歴史建造物も配されています。旧洋館御休所、旧御凉亭、旧温室の遺構、旧門衛所(旧新宿門衛所、旧大木戸門衛所)、擬木橋(ぎぼくばし)など、歴史的な価値を見出せます。
新宿御苑の特徴は、日本庭園の伝統的な要素が多く取り入れられていることです。庭園内には、自然石を使用した石組みや、枯山水、落ち葉を敷いた小道などがあります。また、池には、色とりどりの鯉や亀が泳いでおり、季節によっては桜や紅葉も楽しめます。新宿御苑は、都心にありながら、日本の自然美を楽しむことができる貴重な場所です。
■ 歴史
新宿御苑の起源は、江戸時代に内藤家がその地に屋敷地を与えられたことに遡ります。内藤家は代々新宿に居を構え、玉川園や甲州街道の宿駅である内藤新宿など、その土地に名を残しました。明治時代には、内藤家の邸宅地と周辺地が大蔵省によって購入され、「内藤新宿試験場」として牧畜園芸の改良が行われました。この試験場は、欧米や中国から種子や苗を輸入し、農業技術の研究や改良を行い、広く民間にもその成果を伝えていました。
明治10年に農事修学場が開校され、ヨーロッパから講師を招き、農業の近代化が進められました。この時期には洋式の花卉園芸はほとんど発展していませんでしたが、宮内省では菊栽培の技術の発展に力を注ぎ、植物御苑として改称されました。福羽逸人は、新宿御苑の発展に欠くことのできない人物であり、植物御苑で無加温室での温室ブドウの栽培などを手がけ、後の国民公園としての御苑の発足に大きく貢献しました。

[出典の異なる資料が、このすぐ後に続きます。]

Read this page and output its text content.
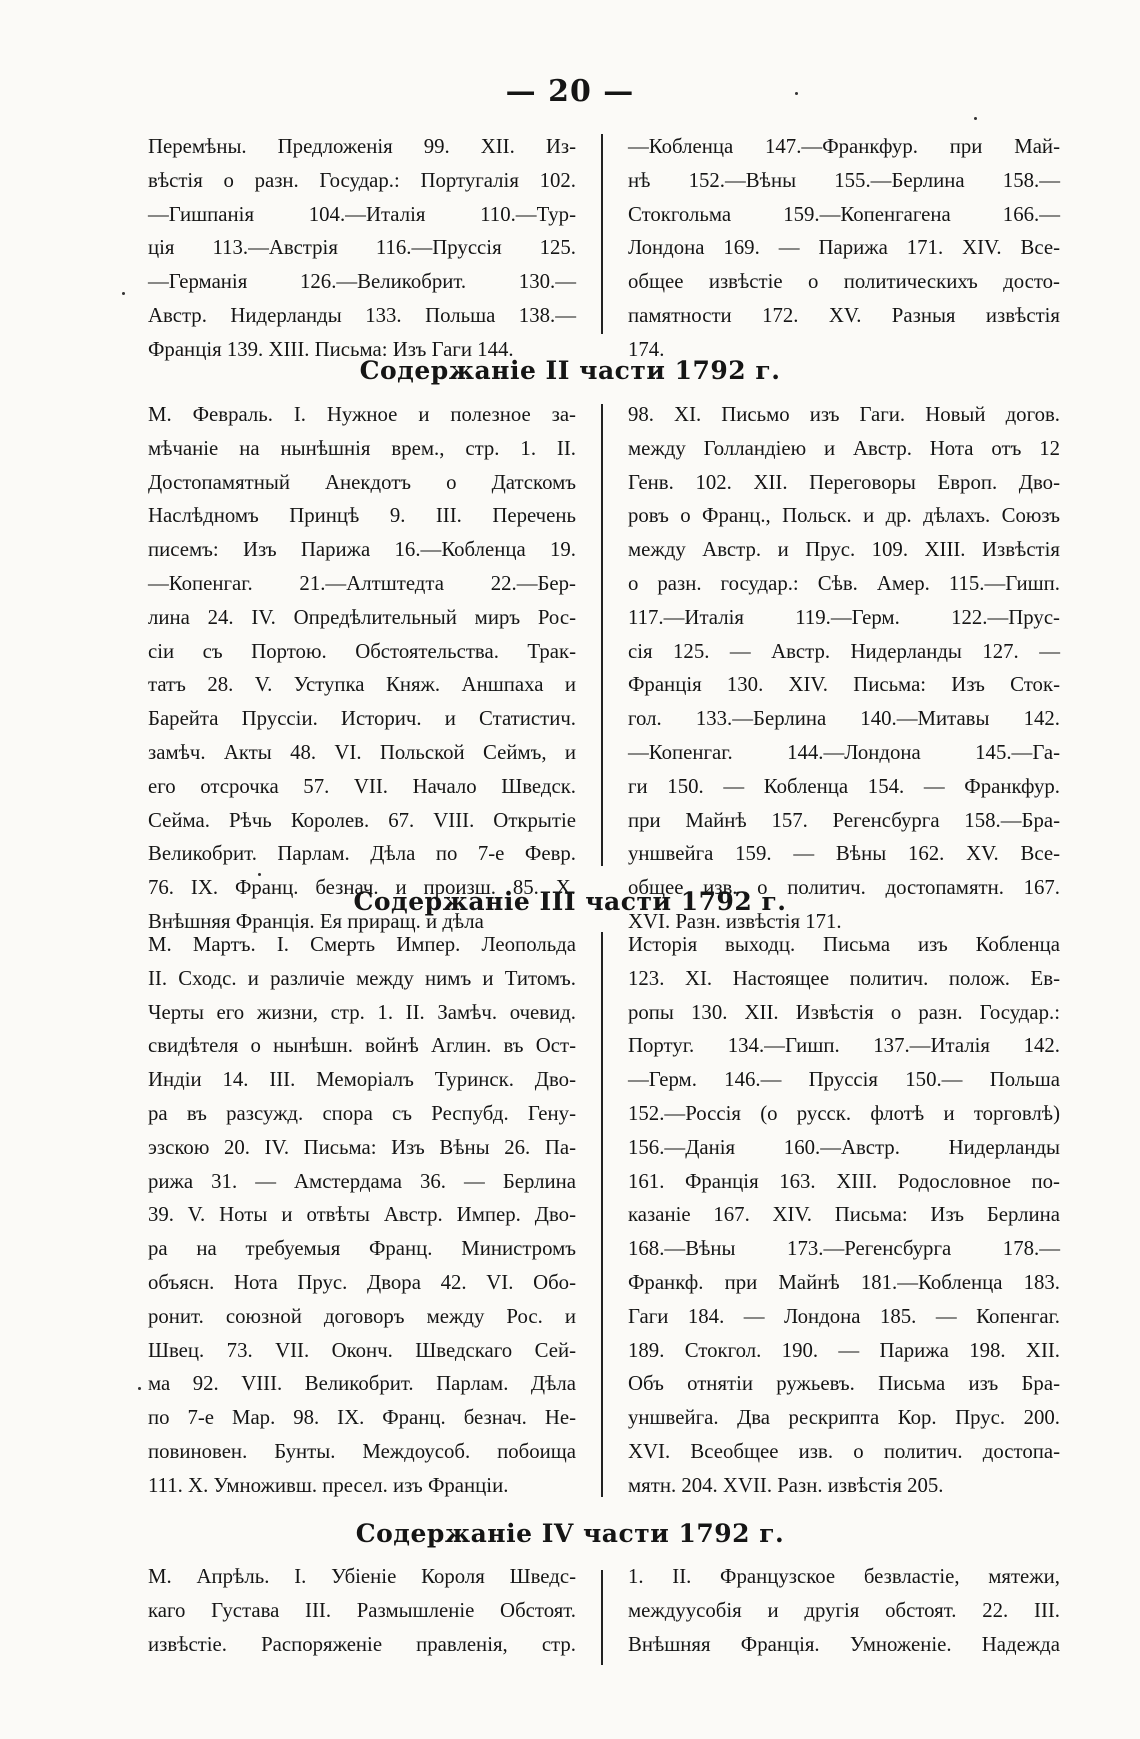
— 20 —
Перемѣны. Предложенія 99. XII. Из-
вѣстія о разн. Государ.: Португалія 102.
—Гишпанія 104.—Италія 110.—Тур-
ція 113.—Австрія 116.—Пруссія 125.
—Германія 126.—Великобрит. 130.—
Австр. Нидерланды 133. Польша 138.—
Франція 139. XIII. Письма: Изъ Гаги 144.
—Кобленца 147.—Франкфур. при Май-
нѣ 152.—Вѣны 155.—Берлина 158.—
Стокгольма 159.—Копенгагена 166.—
Лондона 169. — Парижа 171. XIV. Все-
общее извѣстіе о политическихъ досто-
памятности 172. XV. Разныя извѣстія
174.
Содержаніе II части 1792 г.
М. Февраль. I. Нужное и полезное за-
мѣчаніе на нынѣшнія врем., стр. 1. II.
Достопамятный Анекдотъ о Датскомъ
Наслѣдномъ Принцѣ 9. III. Перечень
писемъ: Изъ Парижа 16.—Кобленца 19.
—Копенгаг. 21.—Алтштедта 22.—Бер-
лина 24. IV. Опредѣлительный миръ Рос-
сіи съ Портою. Обстоятельства. Трак-
татъ 28. V. Уступка Княж. Аншпаха и
Барейта Пруссіи. Историч. и Статистич.
замѣч. Акты 48. VI. Польской Сеймъ, и
его отсрочка 57. VII. Начало Шведск.
Сейма. Рѣчь Королев. 67. VIII. Открытіе
Великобрит. Парлам. Дѣла по 7-е Февр.
76. IX. Франц. безнач. и произш. 85. X.
Внѣшняя Франція. Ея приращ. и дѣла
98. XI. Письмо изъ Гаги. Новый догов.
между Голландіею и Австр. Нота отъ 12
Генв. 102. XII. Переговоры Европ. Дво-
ровъ о Франц., Польск. и др. дѣлахъ. Союзъ
между Австр. и Прус. 109. XIII. Извѣстія
о разн. государ.: Сѣв. Амер. 115.—Гишп.
117.—Италія 119.—Герм. 122.—Прус-
сія 125. — Австр. Нидерланды 127. —
Франція 130. XIV. Письма: Изъ Сток-
гол. 133.—Берлина 140.—Митавы 142.
—Копенгаг. 144.—Лондона 145.—Га-
ги 150. — Кобленца 154. — Франкфур.
при Майнѣ 157. Регенсбурга 158.—Бра-
уншвейга 159. — Вѣны 162. XV. Все-
общее изв. о политич. достопамятн. 167.
XVI. Разн. извѣстія 171.
Содержаніе III части 1792 г.
М. Мартъ. I. Смерть Импер. Леопольда
II. Сходс. и различіе между нимъ и Титомъ.
Черты его жизни, стр. 1. II. Замѣч. очевид.
свидѣтеля о нынѣшн. войнѣ Аглин. въ Ост-
Индіи 14. III. Меморіалъ Туринск. Дво-
ра въ разсужд. спора съ Респубд. Гену-
эзскою 20. IV. Письма: Изъ Вѣны 26. Па-
рижа 31. — Амстердама 36. — Берлина
39. V. Ноты и отвѣты Австр. Импер. Дво-
ра на требуемыя Франц. Министромъ
объясн. Нота Прус. Двора 42. VI. Обо-
ронит. союзной договоръ между Рос. и
Швец. 73. VII. Оконч. Шведскаго Сей-
ма 92. VIII. Великобрит. Парлам. Дѣла
по 7-е Мар. 98. IX. Франц. безнач. Не-
повиновен. Бунты. Междоусоб. побоища
111. X. Умноживш. пресел. изъ Франціи.
Исторія выходц. Письма изъ Кобленца
123. XI. Настоящее политич. полож. Ев-
ропы 130. XII. Извѣстія о разн. Государ.:
Португ. 134.—Гишп. 137.—Италія 142.
—Герм. 146.— Пруссія 150.— Польша
152.—Россія (о русск. флотѣ и торговлѣ)
156.—Данія 160.—Австр. Нидерланды
161. Франція 163. XIII. Родословное по-
казаніе 167. XIV. Письма: Изъ Берлина
168.—Вѣны 173.—Регенсбурга 178.—
Франкф. при Майнѣ 181.—Кобленца 183.
Гаги 184. — Лондона 185. — Копенгаг.
189. Стокгол. 190. — Парижа 198. XII.
Объ отнятіи ружьевъ. Письма изъ Бра-
уншвейга. Два рескрипта Кор. Прус. 200.
XVI. Всеобщее изв. о политич. достопа-
мятн. 204. XVII. Разн. извѣстія 205.
Содержаніе IV части 1792 г.
М. Апрѣль. I. Убіеніе Короля Шведс-
каго Густава III. Размышленіе Обстоят.
извѣстіе. Распоряженіе правленія, стр.
1. II. Французское безвластіе, мятежи,
междуусобія и другія обстоят. 22. III.
Внѣшняя Франція. Умноженіе. Надежда
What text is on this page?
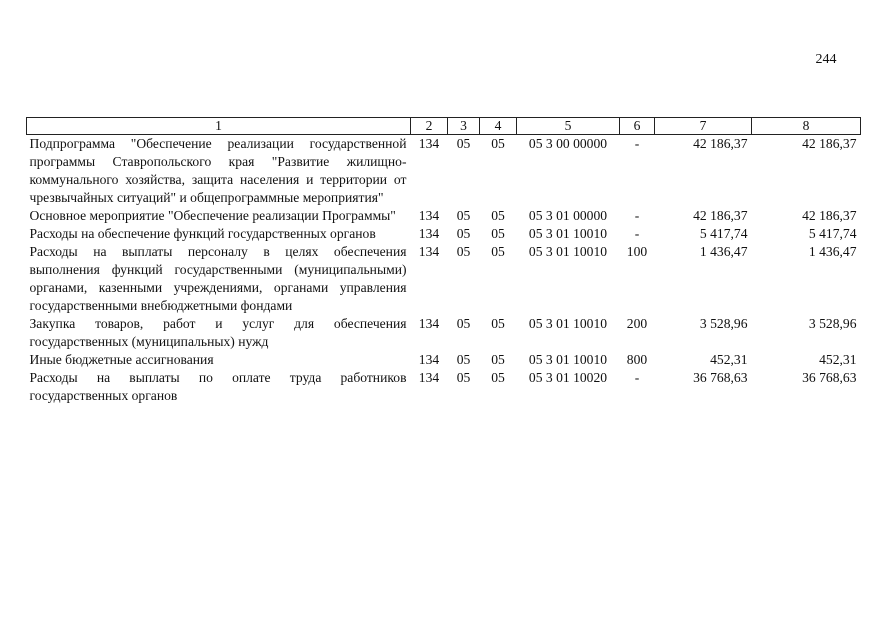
244
1	2	3	4	5	6	7	8
Подпрограмма "Обеспечение реализации государственной программы Ставропольского края "Развитие жилищно-коммунального хозяйства, защита населения и территории от чрезвычайных ситуаций" и общепрограммные мероприятия"	134	05	05	05 3 00 00000	-	42 186,37	42 186,37
Основное мероприятие "Обеспечение реализации Программы"	134	05	05	05 3 01 00000	-	42 186,37	42 186,37
Расходы на обеспечение функций государственных органов	134	05	05	05 3 01 10010	-	5 417,74	5 417,74
Расходы на выплаты персоналу в целях обеспечения выполнения функций государственными (муниципальными) органами, казенными учреждениями, органами управления государственными внебюджетными фондами	134	05	05	05 3 01 10010	100	1 436,47	1 436,47
Закупка товаров, работ и услуг для обеспечения государственных (муниципальных) нужд	134	05	05	05 3 01 10010	200	3 528,96	3 528,96
Иные бюджетные ассигнования	134	05	05	05 3 01 10010	800	452,31	452,31
Расходы на выплаты по оплате труда работников государственных органов	134	05	05	05 3 01 10020	-	36 768,63	36 768,63
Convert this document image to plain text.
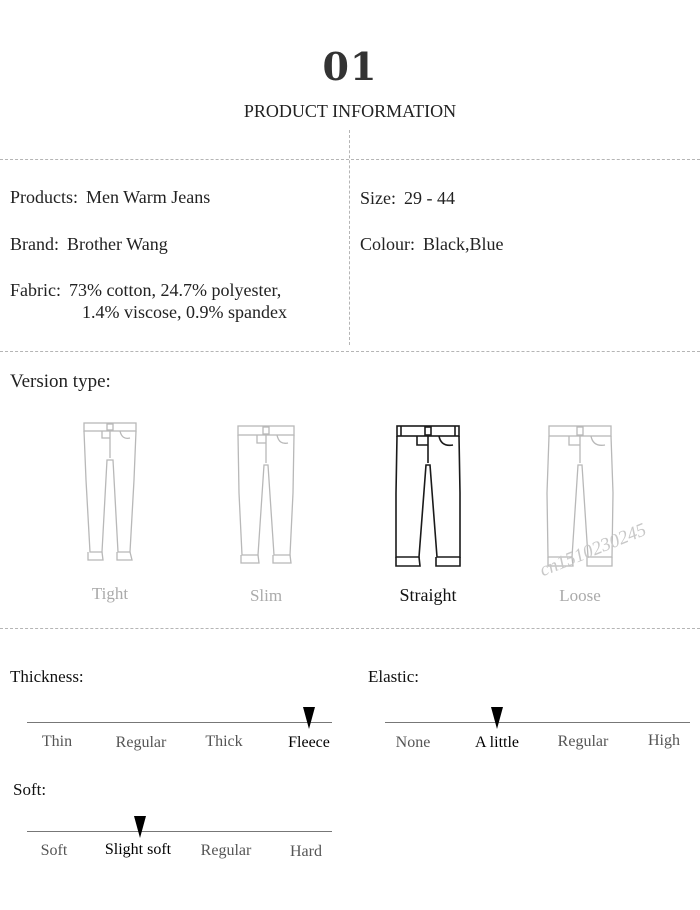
01
PRODUCT INFORMATION
Products: Men Warm Jeans
Brand: Brother Wang
Fabric: 73% cotton, 24.7% polyester,
1.4% viscose, 0.9% spandex
Size: 29 - 44
Colour: Black,Blue
Version type:
Tight	Slim	Straight	Loose
cn1510230245
Thickness:
Thin	Regular	Thick	Fleece
Elastic:
None	A little	Regular	High
Soft:
Soft	Slight soft	Regular	Hard
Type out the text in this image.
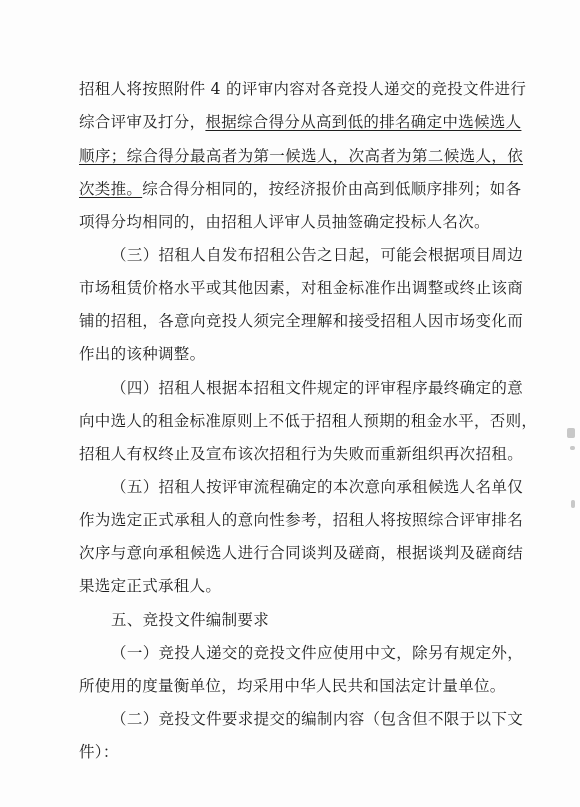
招租人将按照附件 4 的评审内容对各竞投人递交的竞投文件进行
综合评审及打分，根据综合得分从高到低的排名确定中选候选人
顺序；综合得分最高者为第一候选人，次高者为第二候选人，依
次类推。综合得分相同的，按经济报价由高到低顺序排列；如各
项得分均相同的，由招租人评审人员抽签确定投标人名次。
（三）招租人自发布招租公告之日起，可能会根据项目周边
市场租赁价格水平或其他因素，对租金标准作出调整或终止该商
铺的招租，各意向竞投人须完全理解和接受招租人因市场变化而
作出的该种调整。
（四）招租人根据本招租文件规定的评审程序最终确定的意
向中选人的租金标准原则上不低于招租人预期的租金水平，否则，
招租人有权终止及宣布该次招租行为失败而重新组织再次招租。
（五）招租人按评审流程确定的本次意向承租候选人名单仅
作为选定正式承租人的意向性参考，招租人将按照综合评审排名
次序与意向承租候选人进行合同谈判及磋商，根据谈判及磋商结
果选定正式承租人。
五、竞投文件编制要求
（一）竞投人递交的竞投文件应使用中文，除另有规定外，
所使用的度量衡单位，均采用中华人民共和国法定计量单位。
（二）竞投文件要求提交的编制内容（包含但不限于以下文
件）：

福羽逸人卿は、新宿植物御苑の総指揮者として、ヨーロッパの建築や庭園様式を取り入れた庭園改造計画を実施しました。彼は、ヴェルサイユ園芸学校の造園教授アンリ・マルチネーに改造計画を依頼し、明治39年に日本で初めての大庭園「新宿御苑」が完成しました。庭園は、ビスタラインなどの様式で特徴があり、皇室の園遊の場としても使用されました。また、温室植物の収集、研究、改良も進められ、桜や菊などの日本の代表的な花卉栽培にも力を注ぎました。
戦後の厳しい状況下で、新宿御苑は庭園を維持することができず、芝生は開墾されて農耕地になりました。しかし、東京都からの依頼を受け、都立農業科学講習所用地として借用され、昭和22年の閣議決定によって国民公園として運営されることになりました。その後、財団法人新宿御苑保存会が設立され、入園者数も増加し、菊や桜の観賞会も再開されました。昭和33年にはドーム型の大温室が完成し、平成24年には環境配慮型温室としてリニューアルされました。現在は国民公園協会によって運営され、国民の憩いの場として親しまれています。
■ 特色あふれる庭園様式
広さ58.3ヘクタール、周囲3.5kmの園内に、ヨーロッパ式の風景式庭園と整形式庭園、日本庭園を巧みに組み合わせています。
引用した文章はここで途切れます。